Domingo 32.º semana del tiempo ordinario
Evangelio (Mc 12, 38-44)
Y en su enseñanza, decía:
—Cuidado con los escribas, a los que les gusta pasear vestidos con largas túnicas y que los saluden en las plazas; los primeros asientos en las sinagogas y los primeros puestos en los banquetes. Devoran las casas de las viudas y fingen largas oraciones. Éstos recibirán una condena más severa.
Sentado Jesús frente al gazofilacio, miraba cómo la gente echaba en él monedas de cobre, y bastantes ricos echaban mucho. Y al llegar una viuda pobre, echó dos monedas pequeñas, que hacen la cuarta parte del as. Llamando a sus discípulos, les dijo:
—En verdad os digo que esta viuda pobre ha echado más que todos los que han echado en el gazofilacio, pues todos han echado algo de lo que les sobra; ella, en cambio, en su necesidad, ha echado todo lo que tenía, todo su sustento.
Comentario al Evangelio
A la entrada del Templo de Jerusalén se encontraba el gazofilacio, palabra de origen griego que significa guarda del tesoro. Este lugar o caja estaba destinado a recibir las limosnas de la gente pudiente y también las del pueblo, para ayudar a sustentar los gastos del culto. Mezclada entre los que aquel día echaban mucho dinero, apareció una mujer que no pasaría desapercibida para la mirada omnisciente y amorosa del Señor.

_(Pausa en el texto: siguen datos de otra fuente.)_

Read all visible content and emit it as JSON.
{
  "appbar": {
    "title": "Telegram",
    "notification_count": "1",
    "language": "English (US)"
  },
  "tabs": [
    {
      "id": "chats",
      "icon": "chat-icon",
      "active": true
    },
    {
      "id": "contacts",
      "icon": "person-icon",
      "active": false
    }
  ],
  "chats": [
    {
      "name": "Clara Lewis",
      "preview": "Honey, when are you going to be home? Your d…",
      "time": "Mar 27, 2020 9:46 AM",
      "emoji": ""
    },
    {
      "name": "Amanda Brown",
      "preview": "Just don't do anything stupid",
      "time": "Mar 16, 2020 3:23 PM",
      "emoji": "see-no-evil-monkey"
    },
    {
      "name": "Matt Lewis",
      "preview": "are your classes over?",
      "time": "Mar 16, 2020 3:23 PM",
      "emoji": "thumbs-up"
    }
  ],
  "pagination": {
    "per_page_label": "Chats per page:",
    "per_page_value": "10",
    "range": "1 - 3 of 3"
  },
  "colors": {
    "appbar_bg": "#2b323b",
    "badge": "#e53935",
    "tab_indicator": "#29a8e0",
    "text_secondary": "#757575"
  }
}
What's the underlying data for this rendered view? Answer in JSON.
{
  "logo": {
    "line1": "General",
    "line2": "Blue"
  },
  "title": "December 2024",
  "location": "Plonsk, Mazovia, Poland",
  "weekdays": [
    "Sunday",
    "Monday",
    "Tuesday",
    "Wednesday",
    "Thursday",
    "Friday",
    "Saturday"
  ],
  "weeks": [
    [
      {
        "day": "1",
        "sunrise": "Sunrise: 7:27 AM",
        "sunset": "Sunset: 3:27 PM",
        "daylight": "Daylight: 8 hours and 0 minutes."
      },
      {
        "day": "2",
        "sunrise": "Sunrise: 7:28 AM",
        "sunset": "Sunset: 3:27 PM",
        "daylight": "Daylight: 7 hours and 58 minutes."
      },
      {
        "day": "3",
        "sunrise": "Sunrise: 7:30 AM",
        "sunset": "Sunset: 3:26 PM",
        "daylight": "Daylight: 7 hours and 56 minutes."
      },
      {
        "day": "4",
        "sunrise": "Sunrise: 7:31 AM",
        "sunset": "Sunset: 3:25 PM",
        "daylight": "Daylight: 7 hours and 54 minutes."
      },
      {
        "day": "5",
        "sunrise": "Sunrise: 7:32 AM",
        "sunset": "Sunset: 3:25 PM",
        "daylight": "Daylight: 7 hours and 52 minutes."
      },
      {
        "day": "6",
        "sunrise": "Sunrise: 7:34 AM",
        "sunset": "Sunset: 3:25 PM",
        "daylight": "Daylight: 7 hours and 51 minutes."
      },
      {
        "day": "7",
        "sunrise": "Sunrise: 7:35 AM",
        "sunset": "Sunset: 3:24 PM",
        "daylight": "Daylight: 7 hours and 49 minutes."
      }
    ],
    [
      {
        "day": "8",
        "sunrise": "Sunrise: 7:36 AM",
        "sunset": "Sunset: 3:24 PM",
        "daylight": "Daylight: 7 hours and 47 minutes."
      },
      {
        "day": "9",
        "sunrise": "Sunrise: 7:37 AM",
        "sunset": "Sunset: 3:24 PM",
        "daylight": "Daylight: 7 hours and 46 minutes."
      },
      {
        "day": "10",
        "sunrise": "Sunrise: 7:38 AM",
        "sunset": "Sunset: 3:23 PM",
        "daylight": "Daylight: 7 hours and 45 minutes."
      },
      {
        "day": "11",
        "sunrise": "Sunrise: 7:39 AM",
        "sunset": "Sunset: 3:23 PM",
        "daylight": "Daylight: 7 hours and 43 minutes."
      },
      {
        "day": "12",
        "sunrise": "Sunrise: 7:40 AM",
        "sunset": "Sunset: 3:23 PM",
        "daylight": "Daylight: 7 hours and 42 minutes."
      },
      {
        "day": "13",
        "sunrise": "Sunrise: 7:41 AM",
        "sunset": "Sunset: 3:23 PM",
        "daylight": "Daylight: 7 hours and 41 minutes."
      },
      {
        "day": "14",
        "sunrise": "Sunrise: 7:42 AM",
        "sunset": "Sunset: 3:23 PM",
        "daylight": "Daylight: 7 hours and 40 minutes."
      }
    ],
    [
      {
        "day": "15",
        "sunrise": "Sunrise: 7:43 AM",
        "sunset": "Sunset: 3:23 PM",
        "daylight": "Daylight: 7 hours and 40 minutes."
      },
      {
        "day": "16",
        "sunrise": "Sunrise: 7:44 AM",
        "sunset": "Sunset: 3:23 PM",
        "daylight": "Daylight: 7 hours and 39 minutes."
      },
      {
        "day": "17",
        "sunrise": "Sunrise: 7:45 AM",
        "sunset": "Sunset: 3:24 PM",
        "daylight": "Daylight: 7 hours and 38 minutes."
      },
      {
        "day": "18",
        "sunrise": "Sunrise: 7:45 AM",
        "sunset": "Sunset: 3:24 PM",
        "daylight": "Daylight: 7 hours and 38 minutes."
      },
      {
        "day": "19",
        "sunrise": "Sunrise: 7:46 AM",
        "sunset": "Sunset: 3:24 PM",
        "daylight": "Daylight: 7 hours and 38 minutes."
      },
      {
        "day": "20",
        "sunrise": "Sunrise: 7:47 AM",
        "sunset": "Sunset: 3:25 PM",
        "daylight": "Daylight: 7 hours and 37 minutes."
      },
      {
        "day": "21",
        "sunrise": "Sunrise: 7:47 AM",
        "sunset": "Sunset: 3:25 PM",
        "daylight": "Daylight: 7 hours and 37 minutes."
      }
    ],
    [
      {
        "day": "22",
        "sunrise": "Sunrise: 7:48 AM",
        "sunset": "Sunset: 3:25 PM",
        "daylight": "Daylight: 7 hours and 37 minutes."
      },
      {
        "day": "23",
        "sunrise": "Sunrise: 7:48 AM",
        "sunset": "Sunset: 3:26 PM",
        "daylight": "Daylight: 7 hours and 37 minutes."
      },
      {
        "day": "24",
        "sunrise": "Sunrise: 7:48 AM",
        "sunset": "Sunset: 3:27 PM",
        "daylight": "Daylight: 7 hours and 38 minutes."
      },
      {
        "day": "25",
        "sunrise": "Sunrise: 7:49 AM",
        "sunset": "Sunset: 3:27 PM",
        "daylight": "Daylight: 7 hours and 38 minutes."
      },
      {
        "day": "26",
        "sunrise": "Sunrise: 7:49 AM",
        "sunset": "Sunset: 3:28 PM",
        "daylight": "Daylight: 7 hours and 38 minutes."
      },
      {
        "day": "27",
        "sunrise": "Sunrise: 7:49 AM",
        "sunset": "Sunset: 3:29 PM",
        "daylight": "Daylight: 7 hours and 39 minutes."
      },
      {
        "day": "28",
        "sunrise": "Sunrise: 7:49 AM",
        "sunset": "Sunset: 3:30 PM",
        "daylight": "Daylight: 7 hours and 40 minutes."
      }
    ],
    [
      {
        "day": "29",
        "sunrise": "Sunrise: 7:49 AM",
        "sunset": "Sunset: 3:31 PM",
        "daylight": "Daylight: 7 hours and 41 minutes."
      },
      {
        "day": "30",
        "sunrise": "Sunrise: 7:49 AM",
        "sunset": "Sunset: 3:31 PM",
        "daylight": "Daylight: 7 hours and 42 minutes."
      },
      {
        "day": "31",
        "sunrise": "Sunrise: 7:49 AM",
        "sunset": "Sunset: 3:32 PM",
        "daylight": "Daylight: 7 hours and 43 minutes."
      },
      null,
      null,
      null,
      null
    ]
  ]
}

La situación de las viudas en la antigüedad podía llegar a ser dramática, sobre todo si el difunto marido no había dejado dinero o posesiones. Las mujeres dependían en gran medida del trabajo de los hombres para su propio sustento. De modo que perder al cabeza de familia sumía a muchas de ellas en una pobreza extrema. Y por eso la Escritura exhorta en numerosos lugares a cuidarlas con esmero. Esta mujer del evangelio era precisamente viuda y pobre.
Así se explica la especial alegría de Jesús, “que conoce lo que hay en todos los corazones” (cfr. Jn 2,25), cuando vio cómo ofrecía para los gastos del Templo todo lo que tenía para sobrevivir, aunque fuera muy poco, tan solo dos monedillas de poco valor. Aquella mujer consideró que era más importante el culto rendido a Dios que su propia seguridad o sustento. Por eso es un ejemplo excelso de generosidad que el propio Jesús nos señala.
Junto a la oración y el ayuno, la limosna es una de las acciones más gratas a Dios, cuando se realiza con rectitud de intención y espíritu generoso y desprendido, cuando realmente nos cuesta, porque se trata de algo propio que damos desinteresadamente. “¿No has visto las lumbres de la mirada de Jesús cuando la pobre viuda deja en el templo su pequeña limosna? —consideraba san Josemaría— Dale tú lo que puedas dar: no está el mérito en lo poco o en lo mucho, sino en la voluntad con que lo des”[1].
Jesús nos invita a fijarnos en el hermoso ejemplo de la viuda pobre, porque esto nos llevará a vivir la lógica del don y no la lógica del egoísmo. Nos llevará, en definitiva, a ser magnánimos con Dios y los demás, como lo fue aquella mujer.
Como decía san Josemaría, magnanimidad significa “ánimo grande, alma amplia en la que caben muchos. Es la fuerza que nos dispone a salir de nosotros mismos, para prepararnos a emprender obras valiosas, en beneficio de todos. No anida la estrechez en el magnánimo; no media la cicatería, ni el cálculo egoísta, ni la trapisonda interesada. El magnánimo dedica sin reservas sus fuerzas a lo que vale la pena; por eso es capaz de entregarse él mismo. No se conforma con dar: se da. Y logra entender entonces la mayor muestra de magnanimidad: darse a Dios”[2].
El Señor merece siempre lo mejor de nuestro amor y afecto, de nuestro tiempo y de nuestros intereses. Cuando una persona o una familia saben dar a Dios con generosidad y alegría, como hizo el justo Abel, entonces reciben de parte del Señor el ciento por uno y numerosas bendiciones.
“En verdad os digo que esta viuda pobre ha echado más que todos” (v. 43). El convencimiento de que el Señor ve y aprecia cada detalle de cariño y entrega, aunque sean muy pequeños y escondidos, nos llevará a ser muy generosos con él y los demás.